Supervisor Elham AbolFateh
Editor in Chief Mohamed Wadie

Tunisian President Threatens to Dissolve Parl’t


Tue 18 Feb 2020 | 10:39 AM
NaDa Mustafa

Tunisian President Kais Saied has threatened, on Monday, to dissolve parliament and call for early elections if the new government headed by Elyes Al-Fakhfakh failed to gain the parliamentary confidence vote “to get the country out of the worst political crisis since its independence in 1956.”

During his meeting with Parliament Speaker, Saied said that the constitution is the only reference, adding, “if the new government fails to gain the confidence vote, the parliament will be dissolved, and the Tunisian people will have the final word."

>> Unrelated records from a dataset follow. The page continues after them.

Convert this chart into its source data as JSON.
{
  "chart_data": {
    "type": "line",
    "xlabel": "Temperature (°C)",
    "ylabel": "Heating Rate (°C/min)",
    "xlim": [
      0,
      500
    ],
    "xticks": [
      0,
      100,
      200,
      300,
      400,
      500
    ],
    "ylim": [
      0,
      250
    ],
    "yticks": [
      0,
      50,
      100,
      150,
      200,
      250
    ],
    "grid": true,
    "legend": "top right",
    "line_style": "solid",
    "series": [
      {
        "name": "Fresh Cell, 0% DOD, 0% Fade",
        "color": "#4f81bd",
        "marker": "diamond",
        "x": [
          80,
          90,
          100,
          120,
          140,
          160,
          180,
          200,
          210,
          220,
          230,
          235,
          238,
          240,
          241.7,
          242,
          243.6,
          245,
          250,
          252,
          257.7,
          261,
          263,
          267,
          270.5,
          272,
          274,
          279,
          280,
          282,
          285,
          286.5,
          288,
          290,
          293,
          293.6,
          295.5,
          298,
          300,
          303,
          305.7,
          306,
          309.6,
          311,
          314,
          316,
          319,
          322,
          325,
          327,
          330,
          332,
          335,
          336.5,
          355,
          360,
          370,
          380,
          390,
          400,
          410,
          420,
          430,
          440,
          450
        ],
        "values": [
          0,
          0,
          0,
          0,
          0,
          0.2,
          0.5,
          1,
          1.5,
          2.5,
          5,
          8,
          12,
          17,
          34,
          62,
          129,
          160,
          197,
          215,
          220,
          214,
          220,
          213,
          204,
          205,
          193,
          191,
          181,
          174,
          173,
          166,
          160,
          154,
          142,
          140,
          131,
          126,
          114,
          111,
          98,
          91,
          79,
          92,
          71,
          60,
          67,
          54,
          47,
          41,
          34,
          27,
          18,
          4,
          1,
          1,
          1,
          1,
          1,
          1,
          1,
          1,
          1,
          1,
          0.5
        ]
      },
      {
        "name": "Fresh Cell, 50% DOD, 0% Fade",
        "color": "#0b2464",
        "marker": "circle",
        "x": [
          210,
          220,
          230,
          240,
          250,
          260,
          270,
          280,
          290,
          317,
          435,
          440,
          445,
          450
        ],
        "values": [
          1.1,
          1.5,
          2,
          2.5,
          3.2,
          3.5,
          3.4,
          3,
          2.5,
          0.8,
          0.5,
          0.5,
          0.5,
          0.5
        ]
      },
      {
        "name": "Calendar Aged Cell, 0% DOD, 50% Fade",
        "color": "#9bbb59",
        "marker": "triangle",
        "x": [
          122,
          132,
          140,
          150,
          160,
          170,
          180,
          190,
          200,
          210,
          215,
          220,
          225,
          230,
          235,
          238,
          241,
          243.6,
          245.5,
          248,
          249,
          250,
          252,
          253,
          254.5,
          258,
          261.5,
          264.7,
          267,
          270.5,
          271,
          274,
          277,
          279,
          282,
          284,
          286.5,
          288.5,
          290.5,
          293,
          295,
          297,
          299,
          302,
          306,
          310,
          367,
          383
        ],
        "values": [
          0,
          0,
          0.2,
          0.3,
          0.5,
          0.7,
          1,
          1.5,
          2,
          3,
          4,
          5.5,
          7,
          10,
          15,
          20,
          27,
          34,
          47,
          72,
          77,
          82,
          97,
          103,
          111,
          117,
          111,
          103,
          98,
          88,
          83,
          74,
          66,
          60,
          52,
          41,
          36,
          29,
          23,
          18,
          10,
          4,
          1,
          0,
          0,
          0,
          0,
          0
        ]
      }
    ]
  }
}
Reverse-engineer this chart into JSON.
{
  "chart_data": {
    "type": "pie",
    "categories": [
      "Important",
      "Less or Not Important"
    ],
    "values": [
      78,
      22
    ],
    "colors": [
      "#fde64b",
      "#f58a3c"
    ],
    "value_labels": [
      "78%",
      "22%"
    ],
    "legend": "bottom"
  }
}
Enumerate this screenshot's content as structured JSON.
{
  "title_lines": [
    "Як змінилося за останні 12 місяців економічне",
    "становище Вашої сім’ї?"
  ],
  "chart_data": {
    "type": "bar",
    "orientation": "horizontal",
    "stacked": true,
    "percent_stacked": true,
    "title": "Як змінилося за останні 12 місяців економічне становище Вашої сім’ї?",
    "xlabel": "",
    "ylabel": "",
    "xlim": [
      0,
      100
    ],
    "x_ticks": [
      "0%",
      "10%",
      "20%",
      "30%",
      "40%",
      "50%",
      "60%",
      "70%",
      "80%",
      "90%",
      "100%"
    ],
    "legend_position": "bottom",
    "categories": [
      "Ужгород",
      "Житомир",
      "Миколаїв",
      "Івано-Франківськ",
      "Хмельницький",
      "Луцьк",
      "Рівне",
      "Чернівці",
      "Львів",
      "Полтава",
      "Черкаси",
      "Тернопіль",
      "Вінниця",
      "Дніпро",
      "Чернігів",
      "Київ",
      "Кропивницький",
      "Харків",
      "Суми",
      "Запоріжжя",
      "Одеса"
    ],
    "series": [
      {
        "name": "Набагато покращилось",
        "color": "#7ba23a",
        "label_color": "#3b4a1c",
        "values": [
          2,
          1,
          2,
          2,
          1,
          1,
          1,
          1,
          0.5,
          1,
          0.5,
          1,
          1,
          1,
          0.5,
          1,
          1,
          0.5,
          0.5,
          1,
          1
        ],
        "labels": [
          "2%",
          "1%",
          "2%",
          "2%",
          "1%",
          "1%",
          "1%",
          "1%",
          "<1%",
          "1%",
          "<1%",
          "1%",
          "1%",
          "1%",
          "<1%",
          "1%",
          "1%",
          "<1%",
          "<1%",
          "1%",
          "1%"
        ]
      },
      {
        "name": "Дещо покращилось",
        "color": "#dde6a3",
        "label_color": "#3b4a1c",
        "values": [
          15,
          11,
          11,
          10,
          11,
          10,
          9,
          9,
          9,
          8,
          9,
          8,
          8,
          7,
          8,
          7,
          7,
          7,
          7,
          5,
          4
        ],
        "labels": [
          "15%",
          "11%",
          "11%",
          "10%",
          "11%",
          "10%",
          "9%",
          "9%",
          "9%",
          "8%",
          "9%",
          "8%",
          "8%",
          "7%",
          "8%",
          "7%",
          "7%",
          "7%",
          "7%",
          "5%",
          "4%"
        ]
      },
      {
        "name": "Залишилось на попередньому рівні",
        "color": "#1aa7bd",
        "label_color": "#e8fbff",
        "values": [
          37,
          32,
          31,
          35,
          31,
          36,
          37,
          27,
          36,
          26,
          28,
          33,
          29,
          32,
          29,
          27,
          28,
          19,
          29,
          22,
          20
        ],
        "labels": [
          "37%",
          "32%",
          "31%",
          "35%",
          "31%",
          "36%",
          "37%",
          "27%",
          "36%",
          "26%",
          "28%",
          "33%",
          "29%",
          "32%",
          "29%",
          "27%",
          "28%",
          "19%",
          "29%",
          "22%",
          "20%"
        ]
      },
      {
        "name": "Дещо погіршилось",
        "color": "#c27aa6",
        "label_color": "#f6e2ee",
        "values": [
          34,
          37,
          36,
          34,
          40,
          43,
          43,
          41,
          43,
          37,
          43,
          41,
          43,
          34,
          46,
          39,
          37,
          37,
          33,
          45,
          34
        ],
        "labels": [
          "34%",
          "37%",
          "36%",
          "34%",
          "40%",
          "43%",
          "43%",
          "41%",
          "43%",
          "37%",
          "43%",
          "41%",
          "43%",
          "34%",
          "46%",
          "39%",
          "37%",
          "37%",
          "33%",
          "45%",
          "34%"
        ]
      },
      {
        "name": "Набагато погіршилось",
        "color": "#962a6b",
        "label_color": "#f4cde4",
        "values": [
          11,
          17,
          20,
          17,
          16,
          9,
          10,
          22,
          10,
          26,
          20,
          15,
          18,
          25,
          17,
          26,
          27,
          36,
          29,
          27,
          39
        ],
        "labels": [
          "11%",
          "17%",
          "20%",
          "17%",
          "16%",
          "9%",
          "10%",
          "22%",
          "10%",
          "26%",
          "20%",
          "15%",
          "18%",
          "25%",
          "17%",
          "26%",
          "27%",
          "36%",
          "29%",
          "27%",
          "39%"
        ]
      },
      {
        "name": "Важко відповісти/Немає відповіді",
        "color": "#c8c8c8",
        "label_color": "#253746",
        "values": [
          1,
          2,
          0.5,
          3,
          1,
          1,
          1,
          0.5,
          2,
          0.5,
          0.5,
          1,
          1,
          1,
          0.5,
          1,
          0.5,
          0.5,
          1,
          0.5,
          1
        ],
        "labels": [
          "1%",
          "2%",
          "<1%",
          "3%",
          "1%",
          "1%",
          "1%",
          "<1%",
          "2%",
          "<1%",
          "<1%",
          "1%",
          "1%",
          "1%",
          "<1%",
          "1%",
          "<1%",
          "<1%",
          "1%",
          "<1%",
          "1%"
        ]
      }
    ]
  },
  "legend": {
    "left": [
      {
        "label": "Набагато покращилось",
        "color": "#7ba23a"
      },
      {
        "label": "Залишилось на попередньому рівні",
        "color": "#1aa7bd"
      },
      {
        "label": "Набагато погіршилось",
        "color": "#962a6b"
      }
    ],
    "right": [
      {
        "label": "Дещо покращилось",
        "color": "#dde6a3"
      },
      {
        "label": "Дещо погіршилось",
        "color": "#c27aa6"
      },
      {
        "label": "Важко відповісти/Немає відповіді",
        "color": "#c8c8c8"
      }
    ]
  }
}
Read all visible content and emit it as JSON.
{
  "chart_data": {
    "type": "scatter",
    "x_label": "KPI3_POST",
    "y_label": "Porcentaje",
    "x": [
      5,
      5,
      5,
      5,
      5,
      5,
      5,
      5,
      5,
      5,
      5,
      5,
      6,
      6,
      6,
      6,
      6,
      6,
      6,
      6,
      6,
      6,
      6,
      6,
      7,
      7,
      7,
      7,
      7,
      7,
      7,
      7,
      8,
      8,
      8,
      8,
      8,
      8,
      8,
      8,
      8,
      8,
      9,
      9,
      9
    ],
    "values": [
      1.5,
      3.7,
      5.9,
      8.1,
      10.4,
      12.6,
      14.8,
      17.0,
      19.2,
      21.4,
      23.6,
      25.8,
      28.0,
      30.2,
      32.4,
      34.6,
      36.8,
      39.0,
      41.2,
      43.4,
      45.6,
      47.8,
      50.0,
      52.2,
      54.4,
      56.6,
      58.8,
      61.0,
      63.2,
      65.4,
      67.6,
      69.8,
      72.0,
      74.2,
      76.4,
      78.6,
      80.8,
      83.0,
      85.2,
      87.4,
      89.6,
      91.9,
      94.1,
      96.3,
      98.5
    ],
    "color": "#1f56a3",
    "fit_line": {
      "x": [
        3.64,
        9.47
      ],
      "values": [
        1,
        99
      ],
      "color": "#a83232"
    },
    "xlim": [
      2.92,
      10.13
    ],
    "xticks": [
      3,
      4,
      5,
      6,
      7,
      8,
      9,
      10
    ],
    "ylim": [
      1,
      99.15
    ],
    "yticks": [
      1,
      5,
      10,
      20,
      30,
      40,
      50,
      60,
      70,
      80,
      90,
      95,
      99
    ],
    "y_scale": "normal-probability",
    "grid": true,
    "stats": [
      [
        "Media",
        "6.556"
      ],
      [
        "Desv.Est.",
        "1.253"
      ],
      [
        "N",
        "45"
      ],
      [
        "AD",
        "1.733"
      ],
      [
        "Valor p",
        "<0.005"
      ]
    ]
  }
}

Fakhfakh proposed the line-up of a new government on Saturday and then said negotiations would continue after the moderate Islamist Ennahda party, the biggest in parliament, rejected it.

But with the largest parties opposed to his coalition or unenthusiastic about its makeup, Fakhfakh may struggle to gain the strong parliamentary majority needed for any significant political program to tackle a severe economic crisis.

It is worth mentioning that, unemployment has been high and growth low since the 2011 revolution, while the government has sunk further into debt with a series of big-budget deficits that foreign lenders demand it bring under control.

Ennahda's nominee for prime minister, Habib Jemli, proposed a coalition government that was rejected by parliament in a confidence vote last month.